Algebraic elements in $\mathbb{Q}_p$ are well studied and there was a question on mathoverflow about information regarding this.
I want to know following information:
Let $K_p=\overline{\mathbb{Q}}\cap \mathbb{Q}_p$. So we have extensions
$$\mathbb{Q} \subset K_p \subset \mathbb{Q}_p.$$ The first one is algebraic extension (of $\mathbb{Q}$) and next one is transcendental extension (of $K_p$).
Q. What is known about degrees of these extensions: $[K_p:\mathbb{Q}]$ and $[\mathbb{Q}_p:K_p]$?
To summarise some comments into an answer:
A. $[K_p:\Bbb Q]$ is countably infinite.
Namely, since the polynomial ring $\Bbb Q[x]$ is countable, so is $\overline{\Bbb Q}$ and so is $K_p$, so $[K_p:\Bbb Q]$ is at most countably infinite.
To see that it's not finite, notice the following: For $x \in \Bbb Z_p^\times$, $\Bbb Q_p$ contains an $n$-th root of $x$ for all $n$ which are coprime to $p(p-1)$. (E.g. by Hensel's lemma; it is maybe noteworthy that this characterises the set $\Bbb Z_p^\times$ within $\Bbb Q_p$, which can be used to prove e.g. that all automorphisms of $\Bbb Q_p$ are continuous hence trivial.)

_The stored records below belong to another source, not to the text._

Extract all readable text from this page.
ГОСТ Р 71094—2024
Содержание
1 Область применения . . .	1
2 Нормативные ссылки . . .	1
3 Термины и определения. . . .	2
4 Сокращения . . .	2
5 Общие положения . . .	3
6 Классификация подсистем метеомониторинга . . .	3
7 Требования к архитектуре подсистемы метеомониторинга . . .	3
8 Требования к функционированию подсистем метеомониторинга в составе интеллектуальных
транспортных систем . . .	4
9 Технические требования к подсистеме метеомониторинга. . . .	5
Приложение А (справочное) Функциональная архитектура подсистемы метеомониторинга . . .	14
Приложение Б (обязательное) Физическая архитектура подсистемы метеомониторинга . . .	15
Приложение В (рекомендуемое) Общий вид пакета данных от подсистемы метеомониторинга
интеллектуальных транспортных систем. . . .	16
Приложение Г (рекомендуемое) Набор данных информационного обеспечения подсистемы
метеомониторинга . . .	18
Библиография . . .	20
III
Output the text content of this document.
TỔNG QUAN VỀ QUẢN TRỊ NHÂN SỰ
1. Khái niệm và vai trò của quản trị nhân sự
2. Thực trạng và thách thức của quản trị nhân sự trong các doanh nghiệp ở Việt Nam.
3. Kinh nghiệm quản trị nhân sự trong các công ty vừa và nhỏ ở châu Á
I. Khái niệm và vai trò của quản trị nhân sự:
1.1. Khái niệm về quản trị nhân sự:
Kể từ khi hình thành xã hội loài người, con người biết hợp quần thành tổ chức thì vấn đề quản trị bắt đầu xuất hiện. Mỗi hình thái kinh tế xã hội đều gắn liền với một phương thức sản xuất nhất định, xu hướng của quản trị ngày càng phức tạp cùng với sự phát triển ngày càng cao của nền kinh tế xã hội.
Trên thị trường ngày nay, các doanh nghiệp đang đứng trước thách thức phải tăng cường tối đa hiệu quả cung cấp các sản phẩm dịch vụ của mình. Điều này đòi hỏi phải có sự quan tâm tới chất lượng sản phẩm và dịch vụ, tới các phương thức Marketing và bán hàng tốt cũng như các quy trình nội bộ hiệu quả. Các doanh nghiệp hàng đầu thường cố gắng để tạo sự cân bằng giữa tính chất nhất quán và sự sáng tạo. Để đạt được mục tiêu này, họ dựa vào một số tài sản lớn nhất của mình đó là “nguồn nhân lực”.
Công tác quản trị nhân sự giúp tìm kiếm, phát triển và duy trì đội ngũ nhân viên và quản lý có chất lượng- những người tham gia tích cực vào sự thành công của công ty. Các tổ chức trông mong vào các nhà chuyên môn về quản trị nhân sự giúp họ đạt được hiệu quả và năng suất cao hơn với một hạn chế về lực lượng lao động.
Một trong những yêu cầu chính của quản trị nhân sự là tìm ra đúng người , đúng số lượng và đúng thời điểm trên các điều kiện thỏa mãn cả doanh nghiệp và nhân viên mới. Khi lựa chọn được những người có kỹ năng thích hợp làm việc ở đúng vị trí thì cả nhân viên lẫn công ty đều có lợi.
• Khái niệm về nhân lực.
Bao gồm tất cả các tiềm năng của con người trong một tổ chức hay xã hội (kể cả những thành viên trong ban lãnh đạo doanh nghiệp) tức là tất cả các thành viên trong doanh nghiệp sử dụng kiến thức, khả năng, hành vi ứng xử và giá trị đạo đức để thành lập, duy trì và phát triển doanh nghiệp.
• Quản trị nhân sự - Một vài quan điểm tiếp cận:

Now let's for example look at the element $\alpha:=1+p \in \Bbb Z_p^\times \cap \Bbb Z$. Notice that $\alpha$ can be a perfect $\ell$-th power $k^\ell$ with $\ell$ prime and $k \in \Bbb Q$ (necessarily $k \in \Bbb N$), for at most finitely many primes $\ell_1, ..., \ell_r$, and hence for all $n$ with $gcd(n, 2\ell_1 ... \ell_r) =1$ the polynomial $x^n - \alpha$ is irreducible over $\Bbb Q$. So, for all $n$ with $gcd(n, 2\ell_1 ... \ell_r p(p-1)) =1$, the subextension $\Bbb Q(\sqrt[n]{\alpha}) \vert \Bbb Q$ of $K_p\vert \Bbb Q$ has degree $n$, where $\sqrt[n]{\alpha}$ denotes the $n$-th root of $\alpha$ existing in $\Bbb Q_p$ according to the previous paragraph. Since such $n$ can be arbitrarily high, $[K_p:\Bbb Q]$ must indeed be (countable) infinite.
B. $[\Bbb Q_p: K_p]$ is uncountable, more precisely, has the cardinality of $\Bbb Q_p$ which is $2^{\aleph_0}$.
This is just a cardinality argument using again that $K_p$ is countable, and so would be any countable-dimensional extension of it.